Lo Statuto dell’ONU è chiaro fin dai primi articoli. L’articolo 1 comma 2 sancisce il diritto dei popoli all’autodeterminazione, mentre l’art. 2 impone la sovrana eguaglianza tra gli Stati membri, il rispetto degli impegni presi, la risoluzione pacifica delle controversie e, soprattutto, l’astensione dalla minaccia o uso della forza. Eppure il piano russo è stato concepito e presentato durante un’occupazione militare, sotto la minaccia delle armi e prevedendo un disarmo selettivo dell’Ucraina: una clausola che, se accettata, toglierebbe a Kyiv perfino il diritto all’autodifesa (art. 51) e legherebbe le sue mani rispetto a qualunque alleanza regionale (art. 52).

Non va meglio con la Carta per la Sicurezza Europea sottoscritta a Istanbul nel 1999, che all’art. 8 impone a ogni Stato di non rafforzare la propria sicurezza a scapito di quella altrui.

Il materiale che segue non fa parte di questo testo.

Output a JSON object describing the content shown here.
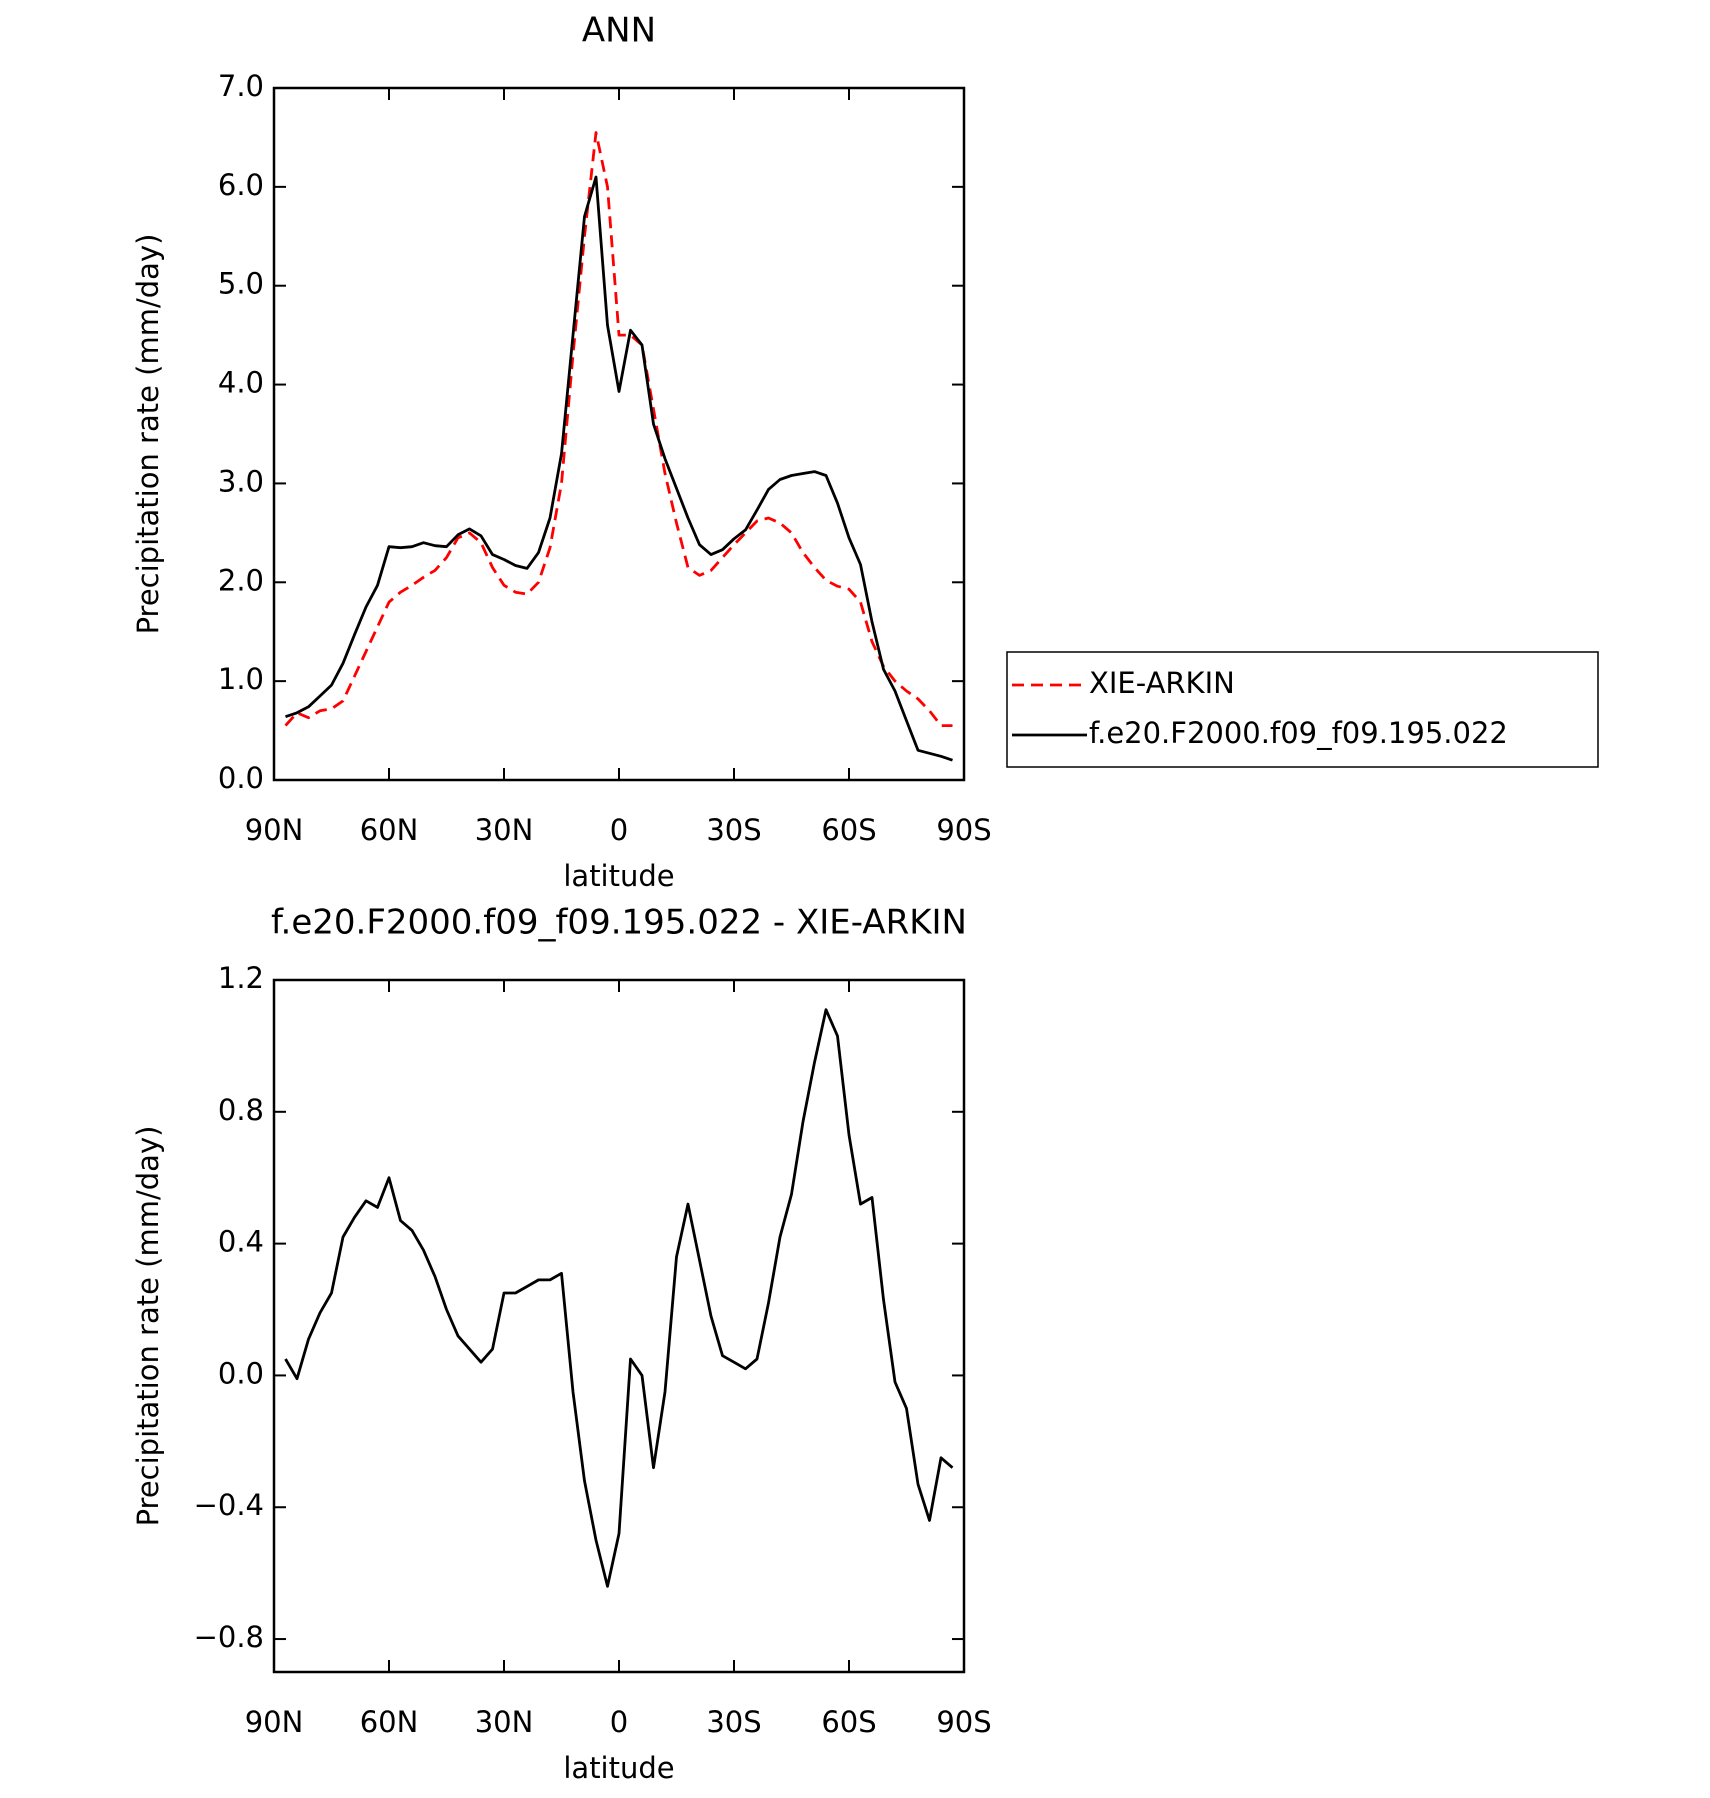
{
  "chart_data": [
    {
      "type": "line",
      "title": "ANN",
      "x_label": "latitude",
      "y_label": "Precipitation rate (mm/day)",
      "x": [
        87,
        84,
        81,
        78,
        75,
        72,
        69,
        66,
        63,
        60,
        57,
        54,
        51,
        48,
        45,
        42,
        39,
        36,
        33,
        30,
        27,
        24,
        21,
        18,
        15,
        12,
        9,
        6,
        3,
        0,
        -3,
        -6,
        -9,
        -12,
        -15,
        -18,
        -21,
        -24,
        -27,
        -30,
        -33,
        -36,
        -39,
        -42,
        -45,
        -48,
        -51,
        -54,
        -57,
        -60,
        -63,
        -66,
        -69,
        -72,
        -75,
        -78,
        -81,
        -84,
        -87
      ],
      "xlim": [
        90,
        -90
      ],
      "xticks": [
        {
          "value": 90,
          "label": "90N"
        },
        {
          "value": 60,
          "label": "60N"
        },
        {
          "value": 30,
          "label": "30N"
        },
        0,
        {
          "value": -30,
          "label": "30S"
        },
        {
          "value": -60,
          "label": "60S"
        },
        {
          "value": -90,
          "label": "90S"
        }
      ],
      "ylim": [
        0,
        7
      ],
      "yticks": [
        {
          "value": 0,
          "label": "0.0"
        },
        {
          "value": 1,
          "label": "1.0"
        },
        {
          "value": 2,
          "label": "2.0"
        },
        {
          "value": 3,
          "label": "3.0"
        },
        {
          "value": 4,
          "label": "4.0"
        },
        {
          "value": 5,
          "label": "5.0"
        },
        {
          "value": 6,
          "label": "6.0"
        },
        {
          "value": 7,
          "label": "7.0"
        }
      ],
      "legend": "right",
      "series": [
        {
          "name": "XIE-ARKIN",
          "color": "#ff0000",
          "line_style": "dashed",
          "values": [
            0.55,
            0.68,
            0.63,
            0.7,
            0.72,
            0.8,
            1.05,
            1.3,
            1.55,
            1.8,
            1.9,
            1.97,
            2.05,
            2.12,
            2.25,
            2.45,
            2.5,
            2.4,
            2.15,
            1.97,
            1.9,
            1.88,
            2.0,
            2.35,
            3.0,
            4.3,
            5.5,
            6.55,
            6.0,
            4.5,
            4.5,
            4.4,
            3.75,
            3.1,
            2.6,
            2.15,
            2.07,
            2.12,
            2.25,
            2.38,
            2.5,
            2.62,
            2.65,
            2.6,
            2.5,
            2.3,
            2.15,
            2.02,
            1.96,
            1.93,
            1.8,
            1.4,
            1.15,
            1.0,
            0.9,
            0.82,
            0.7,
            0.55,
            0.55
          ]
        },
        {
          "name": "f.e20.F2000.f09_f09.195.022",
          "color": "#000000",
          "line_style": "solid",
          "values": [
            0.64,
            0.68,
            0.74,
            0.85,
            0.96,
            1.18,
            1.47,
            1.75,
            1.97,
            2.36,
            2.35,
            2.36,
            2.4,
            2.37,
            2.36,
            2.48,
            2.54,
            2.47,
            2.28,
            2.23,
            2.17,
            2.14,
            2.3,
            2.65,
            3.3,
            4.5,
            5.7,
            6.1,
            4.6,
            3.93,
            4.55,
            4.4,
            3.6,
            3.25,
            2.95,
            2.65,
            2.38,
            2.28,
            2.33,
            2.44,
            2.53,
            2.73,
            2.94,
            3.04,
            3.08,
            3.1,
            3.12,
            3.08,
            2.8,
            2.45,
            2.18,
            1.6,
            1.12,
            0.9,
            0.6,
            0.3,
            0.27,
            0.24,
            0.2
          ]
        }
      ]
    },
    {
      "type": "line",
      "title": "f.e20.F2000.f09_f09.195.022 - XIE-ARKIN",
      "x_label": "latitude",
      "y_label": "Precipitation rate (mm/day)",
      "x": [
        87,
        84,
        81,
        78,
        75,
        72,
        69,
        66,
        63,
        60,
        57,
        54,
        51,
        48,
        45,
        42,
        39,
        36,
        33,
        30,
        27,
        24,
        21,
        18,
        15,
        12,
        9,
        6,
        3,
        0,
        -3,
        -6,
        -9,
        -12,
        -15,
        -18,
        -21,
        -24,
        -27,
        -30,
        -33,
        -36,
        -39,
        -42,
        -45,
        -48,
        -51,
        -54,
        -57,
        -60,
        -63,
        -66,
        -69,
        -72,
        -75,
        -78,
        -81,
        -84,
        -87
      ],
      "xlim": [
        90,
        -90
      ],
      "xticks": [
        {
          "value": 90,
          "label": "90N"
        },
        {
          "value": 60,
          "label": "60N"
        },
        {
          "value": 30,
          "label": "30N"
        },
        0,
        {
          "value": -30,
          "label": "30S"
        },
        {
          "value": -60,
          "label": "60S"
        },
        {
          "value": -90,
          "label": "90S"
        }
      ],
      "ylim": [
        -0.9,
        1.2
      ],
      "yticks": [
        {
          "value": -0.8,
          "label": "−0.8"
        },
        {
          "value": -0.4,
          "label": "−0.4"
        },
        {
          "value": 0,
          "label": "0.0"
        },
        0.4,
        0.8,
        1.2
      ],
      "series": [
        {
          "color": "#000000",
          "line_style": "solid",
          "values": [
            0.05,
            -0.01,
            0.11,
            0.19,
            0.25,
            0.42,
            0.48,
            0.53,
            0.51,
            0.6,
            0.47,
            0.44,
            0.38,
            0.3,
            0.2,
            0.12,
            0.08,
            0.04,
            0.08,
            0.25,
            0.25,
            0.27,
            0.29,
            0.29,
            0.31,
            -0.05,
            -0.32,
            -0.5,
            -0.64,
            -0.48,
            0.05,
            0.0,
            -0.28,
            -0.05,
            0.36,
            0.52,
            0.35,
            0.18,
            0.06,
            0.04,
            0.02,
            0.05,
            0.22,
            0.42,
            0.55,
            0.77,
            0.95,
            1.11,
            1.03,
            0.73,
            0.52,
            0.54,
            0.23,
            -0.02,
            -0.1,
            -0.33,
            -0.44,
            -0.25,
            -0.28
          ]
        }
      ]
    }
  ]
}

Il documento russo invece impone la smobilitazione ucraina e lo scioglimento di intere strutture militari, senza alcun impegno speculare. Gli articoli 11, 14, 19, 21, 22 e 25 rafforzano poi il quadro, evocando principi come il rispetto dello Stato di diritto, il divieto di violenza, la difesa della libertà di coscienza e l’obbligo di garantire elezioni libere: tutte condizioni che la bozza russa ignora o deroga.

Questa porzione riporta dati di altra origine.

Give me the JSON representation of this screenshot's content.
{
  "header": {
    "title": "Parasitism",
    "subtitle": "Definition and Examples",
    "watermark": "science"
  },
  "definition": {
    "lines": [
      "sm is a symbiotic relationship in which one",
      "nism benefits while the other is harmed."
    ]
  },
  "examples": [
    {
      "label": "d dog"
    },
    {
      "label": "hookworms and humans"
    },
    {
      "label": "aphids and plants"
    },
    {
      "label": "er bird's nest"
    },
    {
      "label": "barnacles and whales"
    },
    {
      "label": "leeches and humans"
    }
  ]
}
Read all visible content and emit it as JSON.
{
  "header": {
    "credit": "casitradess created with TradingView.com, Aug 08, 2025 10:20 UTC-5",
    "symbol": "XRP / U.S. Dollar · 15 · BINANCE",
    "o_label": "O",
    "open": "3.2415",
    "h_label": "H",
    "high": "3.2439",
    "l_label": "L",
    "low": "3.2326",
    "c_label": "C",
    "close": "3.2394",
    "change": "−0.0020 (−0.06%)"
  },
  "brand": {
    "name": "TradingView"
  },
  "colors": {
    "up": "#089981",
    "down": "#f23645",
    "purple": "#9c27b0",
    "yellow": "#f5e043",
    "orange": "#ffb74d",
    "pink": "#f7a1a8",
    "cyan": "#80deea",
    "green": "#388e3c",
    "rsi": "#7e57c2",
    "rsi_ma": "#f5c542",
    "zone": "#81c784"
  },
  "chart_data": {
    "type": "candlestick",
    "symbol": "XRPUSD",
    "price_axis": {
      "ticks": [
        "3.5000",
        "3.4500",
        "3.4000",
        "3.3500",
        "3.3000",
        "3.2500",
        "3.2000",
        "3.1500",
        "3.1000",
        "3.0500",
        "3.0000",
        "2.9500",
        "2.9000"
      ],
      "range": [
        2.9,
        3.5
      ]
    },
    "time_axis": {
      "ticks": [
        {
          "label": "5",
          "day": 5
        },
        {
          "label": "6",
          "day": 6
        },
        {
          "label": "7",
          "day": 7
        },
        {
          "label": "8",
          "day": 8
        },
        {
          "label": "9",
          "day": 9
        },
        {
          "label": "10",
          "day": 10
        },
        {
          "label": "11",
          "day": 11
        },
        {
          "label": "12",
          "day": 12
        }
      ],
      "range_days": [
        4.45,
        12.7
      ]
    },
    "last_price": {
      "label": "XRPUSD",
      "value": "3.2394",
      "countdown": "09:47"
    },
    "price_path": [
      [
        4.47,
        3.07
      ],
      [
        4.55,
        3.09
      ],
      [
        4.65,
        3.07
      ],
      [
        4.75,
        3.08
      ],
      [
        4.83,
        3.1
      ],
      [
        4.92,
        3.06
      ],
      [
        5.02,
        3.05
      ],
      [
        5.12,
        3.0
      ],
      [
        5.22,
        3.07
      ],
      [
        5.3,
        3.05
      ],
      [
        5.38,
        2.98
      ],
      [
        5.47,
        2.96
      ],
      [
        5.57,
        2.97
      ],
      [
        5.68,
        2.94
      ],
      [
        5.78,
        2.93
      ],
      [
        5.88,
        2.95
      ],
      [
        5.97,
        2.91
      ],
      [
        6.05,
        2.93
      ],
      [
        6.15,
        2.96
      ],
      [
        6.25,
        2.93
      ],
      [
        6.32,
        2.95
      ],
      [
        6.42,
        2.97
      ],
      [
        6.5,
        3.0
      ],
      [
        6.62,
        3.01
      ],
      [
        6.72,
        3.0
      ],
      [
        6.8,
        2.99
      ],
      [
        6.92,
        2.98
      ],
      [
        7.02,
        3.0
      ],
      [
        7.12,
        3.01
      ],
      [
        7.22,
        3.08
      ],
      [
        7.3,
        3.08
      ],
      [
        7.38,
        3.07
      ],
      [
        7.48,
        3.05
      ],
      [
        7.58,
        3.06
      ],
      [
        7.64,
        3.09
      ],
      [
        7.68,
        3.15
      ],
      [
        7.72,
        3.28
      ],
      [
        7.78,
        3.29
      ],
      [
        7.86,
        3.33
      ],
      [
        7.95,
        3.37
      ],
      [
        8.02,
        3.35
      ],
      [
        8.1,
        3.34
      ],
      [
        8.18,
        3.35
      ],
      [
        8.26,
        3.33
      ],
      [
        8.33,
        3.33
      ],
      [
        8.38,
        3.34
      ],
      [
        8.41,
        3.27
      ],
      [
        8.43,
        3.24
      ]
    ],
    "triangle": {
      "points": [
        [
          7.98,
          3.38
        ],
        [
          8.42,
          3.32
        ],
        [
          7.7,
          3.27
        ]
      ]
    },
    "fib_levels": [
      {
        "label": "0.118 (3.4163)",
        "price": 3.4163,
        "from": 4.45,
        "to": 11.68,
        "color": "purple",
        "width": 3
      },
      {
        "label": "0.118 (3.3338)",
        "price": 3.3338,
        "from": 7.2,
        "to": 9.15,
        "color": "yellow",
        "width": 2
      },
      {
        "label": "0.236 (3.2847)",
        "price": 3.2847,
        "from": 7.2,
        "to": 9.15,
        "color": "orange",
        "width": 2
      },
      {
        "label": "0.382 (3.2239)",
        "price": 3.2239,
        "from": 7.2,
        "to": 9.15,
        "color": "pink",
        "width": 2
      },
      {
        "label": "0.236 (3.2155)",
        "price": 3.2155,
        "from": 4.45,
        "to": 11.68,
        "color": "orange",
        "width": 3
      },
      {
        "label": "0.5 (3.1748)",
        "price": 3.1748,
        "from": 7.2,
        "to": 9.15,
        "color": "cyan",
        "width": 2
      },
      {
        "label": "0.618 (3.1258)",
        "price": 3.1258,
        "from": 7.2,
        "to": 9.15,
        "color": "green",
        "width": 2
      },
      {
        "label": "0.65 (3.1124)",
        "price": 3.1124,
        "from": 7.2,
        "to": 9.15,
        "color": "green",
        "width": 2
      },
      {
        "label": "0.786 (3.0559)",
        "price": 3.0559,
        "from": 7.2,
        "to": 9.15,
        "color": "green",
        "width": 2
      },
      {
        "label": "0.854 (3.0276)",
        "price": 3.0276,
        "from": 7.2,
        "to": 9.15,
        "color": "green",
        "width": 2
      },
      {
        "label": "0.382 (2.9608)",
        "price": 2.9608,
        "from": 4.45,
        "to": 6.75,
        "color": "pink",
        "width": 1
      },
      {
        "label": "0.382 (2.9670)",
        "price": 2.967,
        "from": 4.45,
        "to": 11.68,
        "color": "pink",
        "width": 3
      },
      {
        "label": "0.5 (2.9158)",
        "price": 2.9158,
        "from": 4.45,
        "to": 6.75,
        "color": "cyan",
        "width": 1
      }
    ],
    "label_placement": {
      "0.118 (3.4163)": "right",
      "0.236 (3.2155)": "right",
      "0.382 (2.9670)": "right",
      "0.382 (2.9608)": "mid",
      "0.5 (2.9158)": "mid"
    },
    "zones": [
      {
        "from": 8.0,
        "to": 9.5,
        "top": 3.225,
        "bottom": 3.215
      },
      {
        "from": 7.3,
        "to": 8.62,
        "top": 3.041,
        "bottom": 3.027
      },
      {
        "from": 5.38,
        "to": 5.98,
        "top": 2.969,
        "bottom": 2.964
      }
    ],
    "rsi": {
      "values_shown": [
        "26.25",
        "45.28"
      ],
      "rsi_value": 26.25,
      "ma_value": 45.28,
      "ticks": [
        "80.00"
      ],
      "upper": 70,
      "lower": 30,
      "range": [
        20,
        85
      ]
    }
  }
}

L’OSCE stessa si fonda sui 10 principi degli accordi di Helsinki del 1975, rilanciati nel 1990 dalla Carta di Parigi: sovranità, integrità territoriale, non ingerenza, diritti umani, libertà di espressione, autodeterminazione. Niente di tutto questo sopravviverebbe se venisse siglata la proposta moscovita, che sancirebbe una resa politica, militare e culturale dell’Ucraina sotto la spinta di un diktat neozarista.

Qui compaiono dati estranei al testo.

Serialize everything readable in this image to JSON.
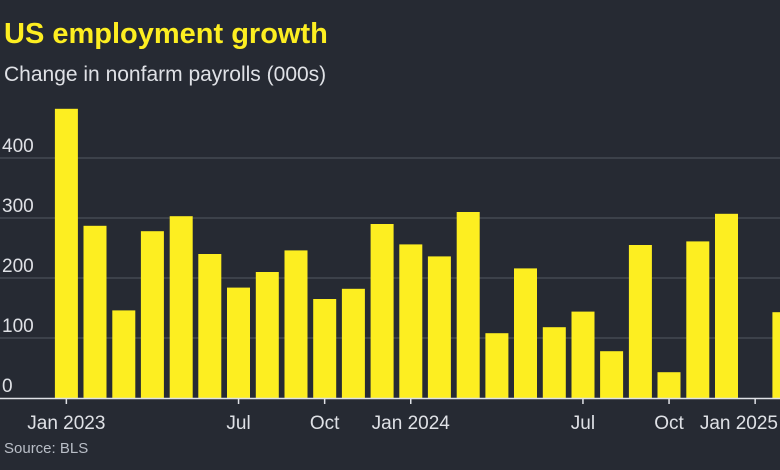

Si infrange così anche l’accordo di amicizia russo-ucraino del 1997, già calpestato con l’invasione della Crimea nel 2014. E addirittura si contraddice un parere della Commissione di Venezia del Consiglio d’Europa (2011), che raccomandava di proteggere prioritariamente la lingua ucraina per evitare un suo svilimento sotto pressione russa.

Un’imposizione unilaterale

Alla luce di queste considerazioni, è legittimo interrogarsi sul significato attribuito oggi al concetto di “pace”, soprattutto quando viene invocata in assenza di condizioni che garantiscano giustizia e rispetto del diritto internazionale. L’ipotesi di un ordine mondiale fondato sul principio della forza anziché sul diritto è intollerabile. La proposta avanzata da Mosca non appare come un trattato di pace equilibrato, ma come un’imposizione unilaterale che sancisce la sconfitta e la subordinazione di una delle parti. Definire questa dinamica come “realismo” legittima una visione dei rapporti internazionali fondata sulla sopraffazione. Una pace duratura, al contrario, presuppone il rispetto delle regole condivise, la tutela delle libertà fondamentali e un equilibrio tra le parti. Elementi che, nel documento diffuso dal Cremlino, risultano assenti.